IT’S JULY 28TH 2016…

There are 156 days remaining in the year. The thermometer outside my tin shack in the Ozarks shows 73 degrees. There were showers yesterday. As I look over the valley toward the distant river, an occasional unheard lightning bolt gives a brief glow to gray clouds.

 

ON THIS DAY IN HISTORY…

Today in 1808 the French Army lost another battle somewhere. Really, I don’t know that for a              fact, but it’s a pretty safe bet.

Today in 1896 – The city of Miami, Florida is incorporated in a ceremony at noon. The town at           that time consisted of a mercantile store, a Cuban sandwich shop, and nine gay dance clubs.

Today in 1935, the first B-17 lifted it’s wheels off the runway. Hats off to the pilots and crews who         would later darken the skies above Nazi Germany with thousands of the famous Flying Fortresses.

 

ALL THE NEWS I FOUND RELEVANT THIS MORNING…

–Hillary Clinton will accept the Democratic tonight. It tops off a long campaign that began when she jumped on the coat tails of an Arkansas politician forty years ago.

–While our best and brightest minds are creating new game apps for the I-Phone 25, the Chinese are making engineering history. They built a seaplane larger than the Howard Hughes Spruce Goose. Only this one seems able to fly more than a few hundred yards. You can get the story at LewRockwell.com

 

–Regardless of a person’s views on separation of church and state, most of us agree the relevant laws should be applied equally. Some Minnesotans are hoping they can reclaim a public park that they believe has turned into a radical mosque’s parade ground.

 

 

EDITOR’S CORNER……………….

 

Forty Years With Hercules

B.L. Yukon Harris

New Yorkers have the Empire State Building. Folks in Seattle have the Space Needle. Saint Louis has the Arch. In Denver, they look west and see The Rockies. In the east Arkansas farm town of my youth, the most imposing feature above the landscape was the water tower.  And about the only time you bothered looking was when it would get a new paint job every few years. The fact is, I would have grown up in a pretty uninspiring place had it not been for Hercules.

Each day he made a visit over the farm, along with his twin brothers. The Lockheed C-130 Hercules was probably the first airplane I ever saw.

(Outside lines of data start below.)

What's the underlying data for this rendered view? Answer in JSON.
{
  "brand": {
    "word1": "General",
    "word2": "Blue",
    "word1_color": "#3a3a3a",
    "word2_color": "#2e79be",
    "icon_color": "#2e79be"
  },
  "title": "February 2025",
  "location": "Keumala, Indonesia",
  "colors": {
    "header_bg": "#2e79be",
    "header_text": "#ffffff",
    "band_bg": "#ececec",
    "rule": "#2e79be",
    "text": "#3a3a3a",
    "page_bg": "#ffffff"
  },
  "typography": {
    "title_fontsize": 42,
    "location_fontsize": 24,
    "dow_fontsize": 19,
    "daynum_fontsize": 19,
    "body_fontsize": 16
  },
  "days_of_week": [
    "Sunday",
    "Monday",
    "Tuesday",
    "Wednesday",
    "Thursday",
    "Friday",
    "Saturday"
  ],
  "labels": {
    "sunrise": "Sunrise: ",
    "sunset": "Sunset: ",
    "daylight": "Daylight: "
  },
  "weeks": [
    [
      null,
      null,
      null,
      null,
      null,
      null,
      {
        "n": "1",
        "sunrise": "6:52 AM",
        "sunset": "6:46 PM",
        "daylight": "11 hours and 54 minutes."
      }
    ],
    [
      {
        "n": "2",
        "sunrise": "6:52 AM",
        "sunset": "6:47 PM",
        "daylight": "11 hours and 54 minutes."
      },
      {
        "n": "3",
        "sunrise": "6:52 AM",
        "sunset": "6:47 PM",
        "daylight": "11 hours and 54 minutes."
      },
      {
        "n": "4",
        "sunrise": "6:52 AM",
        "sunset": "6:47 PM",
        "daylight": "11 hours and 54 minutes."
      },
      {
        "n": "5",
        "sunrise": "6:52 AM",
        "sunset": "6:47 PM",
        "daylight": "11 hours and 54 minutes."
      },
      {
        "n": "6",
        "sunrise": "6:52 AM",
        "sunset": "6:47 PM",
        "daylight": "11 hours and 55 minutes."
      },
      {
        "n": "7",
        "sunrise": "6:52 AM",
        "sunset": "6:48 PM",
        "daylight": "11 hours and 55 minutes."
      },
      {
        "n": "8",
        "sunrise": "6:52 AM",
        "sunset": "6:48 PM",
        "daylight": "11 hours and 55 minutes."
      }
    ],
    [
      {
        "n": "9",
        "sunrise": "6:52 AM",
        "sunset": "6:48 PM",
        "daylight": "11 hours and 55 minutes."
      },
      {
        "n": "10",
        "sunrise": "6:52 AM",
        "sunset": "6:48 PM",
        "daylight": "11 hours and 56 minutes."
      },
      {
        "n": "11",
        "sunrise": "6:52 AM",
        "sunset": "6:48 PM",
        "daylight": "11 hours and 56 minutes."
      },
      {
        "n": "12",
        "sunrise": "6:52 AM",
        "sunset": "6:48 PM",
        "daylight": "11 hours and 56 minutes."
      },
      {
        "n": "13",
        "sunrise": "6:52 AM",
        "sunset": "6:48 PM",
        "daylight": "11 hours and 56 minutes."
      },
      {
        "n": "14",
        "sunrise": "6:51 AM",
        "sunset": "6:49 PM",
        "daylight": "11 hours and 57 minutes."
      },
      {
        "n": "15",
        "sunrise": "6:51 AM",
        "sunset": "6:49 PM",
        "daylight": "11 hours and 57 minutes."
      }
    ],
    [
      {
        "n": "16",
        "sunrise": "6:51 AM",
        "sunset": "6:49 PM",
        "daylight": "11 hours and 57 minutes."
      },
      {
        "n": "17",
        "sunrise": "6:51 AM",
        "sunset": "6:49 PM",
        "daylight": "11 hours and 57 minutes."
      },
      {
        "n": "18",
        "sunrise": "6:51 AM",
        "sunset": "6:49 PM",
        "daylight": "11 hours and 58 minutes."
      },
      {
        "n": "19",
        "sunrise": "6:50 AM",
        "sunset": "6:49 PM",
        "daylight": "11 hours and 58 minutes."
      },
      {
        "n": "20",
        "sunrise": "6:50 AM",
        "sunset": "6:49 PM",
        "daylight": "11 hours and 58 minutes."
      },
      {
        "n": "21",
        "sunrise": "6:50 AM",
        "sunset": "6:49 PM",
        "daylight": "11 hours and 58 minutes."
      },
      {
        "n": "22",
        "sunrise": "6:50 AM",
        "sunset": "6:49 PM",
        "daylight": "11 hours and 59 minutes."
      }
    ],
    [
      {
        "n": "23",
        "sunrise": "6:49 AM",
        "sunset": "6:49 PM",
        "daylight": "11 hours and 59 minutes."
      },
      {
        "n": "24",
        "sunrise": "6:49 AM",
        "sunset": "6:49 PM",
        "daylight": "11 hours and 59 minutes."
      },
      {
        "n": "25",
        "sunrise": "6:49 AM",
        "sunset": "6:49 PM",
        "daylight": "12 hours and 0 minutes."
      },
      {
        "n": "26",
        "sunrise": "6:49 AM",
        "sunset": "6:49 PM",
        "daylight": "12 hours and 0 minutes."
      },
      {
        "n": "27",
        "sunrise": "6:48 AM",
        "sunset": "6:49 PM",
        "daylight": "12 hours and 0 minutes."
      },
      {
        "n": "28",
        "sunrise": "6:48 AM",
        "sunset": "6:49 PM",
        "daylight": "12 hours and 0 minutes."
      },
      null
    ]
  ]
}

Hercules in his modern attire.
Hercules in his modern attire.

 

 

 

 

He looked different in those days. Herc still dressed in hues of tan, olive, and jungle green, a style acquired from his recent stay in Southeast Asia. He’s worn a lot of other uniforms over the years. He looked pretty slick when I spotted him in coastal Alaska. The Coast Guard preferred Hercules in mostly white, with a scarf of blue and red. A patriotic outfit to be sure, and Herc has been known to put on one whale of a fireworks display.

Firing Flares.
Firing Flares.

 

 

 

 

Hercules has been a reliable beast of burden for U.K., trudging on despite the drab British attire. You can still find him looking relaxed in khaki, despite the dangerous work he does in the desert. In fact, just about every country that we aren’t at war with has depended on the C-130 for about sixty years now. In peace or war, Hercules has taken on all tasks while boasting a safety record matched by few others.

 

But you don’t hear much of the pilots. Aviation enthusiasts can name at least some of the aviators associated with the Sopwith Camel, B-17, F-16, P-47, and others. I could only name one who flew the C-130 Hercules, and that only because he was a neighbor of mine when I lived near the Little Rock Air Force Base.

 

But those planes and pilot have dared every bit as much as the Yeagers and Rickenbackers of (well-deserved) aviation fame. They’ve taken flak as they delivered ammo to surrounded troops, quenched forest fires in Idaho, performed impossible rescue missions in the Bering sea, thrust into the eyes of the fiercest hurricanes, and brought food and fresh water to disaster victims on every continent. Warmonger or tree-hugger, everyone has a reason to love this plane.

I still visit the fields of east Arkansas from time to time. When I step out and night and see a flight of the 130’s coming, I often pull out my flashlight and blink out three dots and a dash to the pilots above. If ever a group of silent warriors had earned a ‘V’ for the part they’ve plaid in our victories, it’s the ones in the Hercules.